Anthony Kodzo-Grey Venyo
North Manchester General Hospital Department of Urology, Delaunay’s Road, Manchester, United Kingdom

Abstract


Background: Extrarenal retroperitoneal angiomyolipomas are rare. Aim: To review the literature. Results: Angiomyolipomas, previously classified as hamartomas, are nowclassified as benign tumours. Thirty cases of primary retroperitoneal angiomyolipomas have been reported. Diagnosis of the disease upon is based radiological and pathological findings of triphasic features of (a) fat and (b) blood vessels and myoid tissue. Immunohistochemistry tends to be positive for HMB45, MART1, HHF35, calponin, NKIC3, and CD117. The lesion is common in women. Treatment options have included the following: (a) radical surgical excision of the lesion with renal sparing surgery or radical nephrectomy in cases where malignant tumours could not be excluded and (b) selective embolization of the lesion alone or prior to surgical excision.
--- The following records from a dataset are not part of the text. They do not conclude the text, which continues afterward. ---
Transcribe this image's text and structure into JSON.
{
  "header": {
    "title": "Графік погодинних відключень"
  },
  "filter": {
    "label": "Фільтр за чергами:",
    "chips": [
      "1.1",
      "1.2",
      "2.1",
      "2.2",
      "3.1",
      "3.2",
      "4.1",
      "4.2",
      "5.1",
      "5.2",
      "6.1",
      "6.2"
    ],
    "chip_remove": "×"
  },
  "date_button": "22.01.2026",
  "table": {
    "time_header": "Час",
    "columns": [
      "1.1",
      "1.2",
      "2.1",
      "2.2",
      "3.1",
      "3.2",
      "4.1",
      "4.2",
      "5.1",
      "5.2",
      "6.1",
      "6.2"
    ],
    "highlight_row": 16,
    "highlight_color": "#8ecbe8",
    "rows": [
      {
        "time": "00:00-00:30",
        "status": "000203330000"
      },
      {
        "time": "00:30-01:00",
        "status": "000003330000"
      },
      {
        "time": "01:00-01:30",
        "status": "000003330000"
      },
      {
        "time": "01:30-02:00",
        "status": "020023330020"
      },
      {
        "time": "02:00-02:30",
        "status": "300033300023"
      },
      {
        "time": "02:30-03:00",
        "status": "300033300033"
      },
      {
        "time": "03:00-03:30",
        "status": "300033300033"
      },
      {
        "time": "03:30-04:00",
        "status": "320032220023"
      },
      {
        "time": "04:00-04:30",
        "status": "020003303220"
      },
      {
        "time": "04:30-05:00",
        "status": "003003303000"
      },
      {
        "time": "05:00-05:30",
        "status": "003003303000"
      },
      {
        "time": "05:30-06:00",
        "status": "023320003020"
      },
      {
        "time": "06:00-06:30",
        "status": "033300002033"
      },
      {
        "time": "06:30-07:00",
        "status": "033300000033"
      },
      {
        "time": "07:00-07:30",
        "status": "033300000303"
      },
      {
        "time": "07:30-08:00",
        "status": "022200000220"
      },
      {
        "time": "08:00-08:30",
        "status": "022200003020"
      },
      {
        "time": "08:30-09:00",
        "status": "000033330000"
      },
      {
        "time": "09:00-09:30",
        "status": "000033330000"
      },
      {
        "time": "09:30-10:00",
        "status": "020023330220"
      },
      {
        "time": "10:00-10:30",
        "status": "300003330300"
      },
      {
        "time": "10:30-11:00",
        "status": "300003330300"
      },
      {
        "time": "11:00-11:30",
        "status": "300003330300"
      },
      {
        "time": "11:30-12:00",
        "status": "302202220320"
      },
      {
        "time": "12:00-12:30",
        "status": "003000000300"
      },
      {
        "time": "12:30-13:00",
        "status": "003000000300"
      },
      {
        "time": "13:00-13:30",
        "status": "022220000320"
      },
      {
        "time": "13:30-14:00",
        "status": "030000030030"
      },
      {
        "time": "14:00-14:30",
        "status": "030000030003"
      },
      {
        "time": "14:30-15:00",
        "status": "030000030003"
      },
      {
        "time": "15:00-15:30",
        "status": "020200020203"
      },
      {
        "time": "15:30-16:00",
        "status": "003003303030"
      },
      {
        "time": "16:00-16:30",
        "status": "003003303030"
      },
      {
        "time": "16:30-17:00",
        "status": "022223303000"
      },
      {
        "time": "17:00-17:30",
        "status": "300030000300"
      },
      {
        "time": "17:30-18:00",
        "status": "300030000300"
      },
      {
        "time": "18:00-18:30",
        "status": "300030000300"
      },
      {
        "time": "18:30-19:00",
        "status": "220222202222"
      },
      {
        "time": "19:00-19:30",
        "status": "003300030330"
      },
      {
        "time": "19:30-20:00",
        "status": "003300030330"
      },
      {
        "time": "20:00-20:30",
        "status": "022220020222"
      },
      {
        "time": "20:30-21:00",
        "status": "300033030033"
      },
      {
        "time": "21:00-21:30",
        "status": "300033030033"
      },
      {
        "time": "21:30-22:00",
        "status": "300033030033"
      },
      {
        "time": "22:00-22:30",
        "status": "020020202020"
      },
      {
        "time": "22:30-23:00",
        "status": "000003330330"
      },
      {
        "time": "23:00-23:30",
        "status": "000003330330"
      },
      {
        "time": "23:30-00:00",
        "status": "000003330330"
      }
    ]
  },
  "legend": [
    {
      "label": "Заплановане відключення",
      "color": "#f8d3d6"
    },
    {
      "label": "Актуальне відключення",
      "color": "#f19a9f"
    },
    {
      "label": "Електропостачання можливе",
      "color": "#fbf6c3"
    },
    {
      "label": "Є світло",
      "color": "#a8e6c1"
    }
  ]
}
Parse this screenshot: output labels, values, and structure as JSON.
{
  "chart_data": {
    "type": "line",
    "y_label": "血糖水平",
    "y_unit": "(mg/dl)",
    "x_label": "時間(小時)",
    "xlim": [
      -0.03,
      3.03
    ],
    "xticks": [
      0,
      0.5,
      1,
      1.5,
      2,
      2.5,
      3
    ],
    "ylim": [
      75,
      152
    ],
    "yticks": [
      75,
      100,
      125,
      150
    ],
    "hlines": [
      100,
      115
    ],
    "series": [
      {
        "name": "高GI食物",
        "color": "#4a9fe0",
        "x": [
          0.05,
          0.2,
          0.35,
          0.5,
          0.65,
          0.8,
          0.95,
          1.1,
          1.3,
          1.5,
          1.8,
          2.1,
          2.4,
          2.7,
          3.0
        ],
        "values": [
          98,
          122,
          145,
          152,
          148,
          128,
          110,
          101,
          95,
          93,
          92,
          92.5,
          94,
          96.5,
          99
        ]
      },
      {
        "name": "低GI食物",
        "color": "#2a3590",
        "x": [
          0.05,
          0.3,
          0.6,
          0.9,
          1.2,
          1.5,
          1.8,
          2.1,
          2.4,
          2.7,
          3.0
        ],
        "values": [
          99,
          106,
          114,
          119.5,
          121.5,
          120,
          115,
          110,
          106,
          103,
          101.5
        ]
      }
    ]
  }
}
One case of retroperitoneal angiomyolipoma was reported in a patient 15 years after undergoing radical nephrectomy for angiomyolipoma of kidney and two cases of distant metastases of angiomyolipoma have been reported following radical resection of the tumour. Conclusions: With the report of two cases of metastases ensuing surgical resection of the primary lesions there is need for academic pathologists to debate and review angiomyolipomas to decide whether to reclassify angiomyolipomas as slow-growing malignant tumours or whether the reported cases of metastases were de novo tumours or metastatic lesions.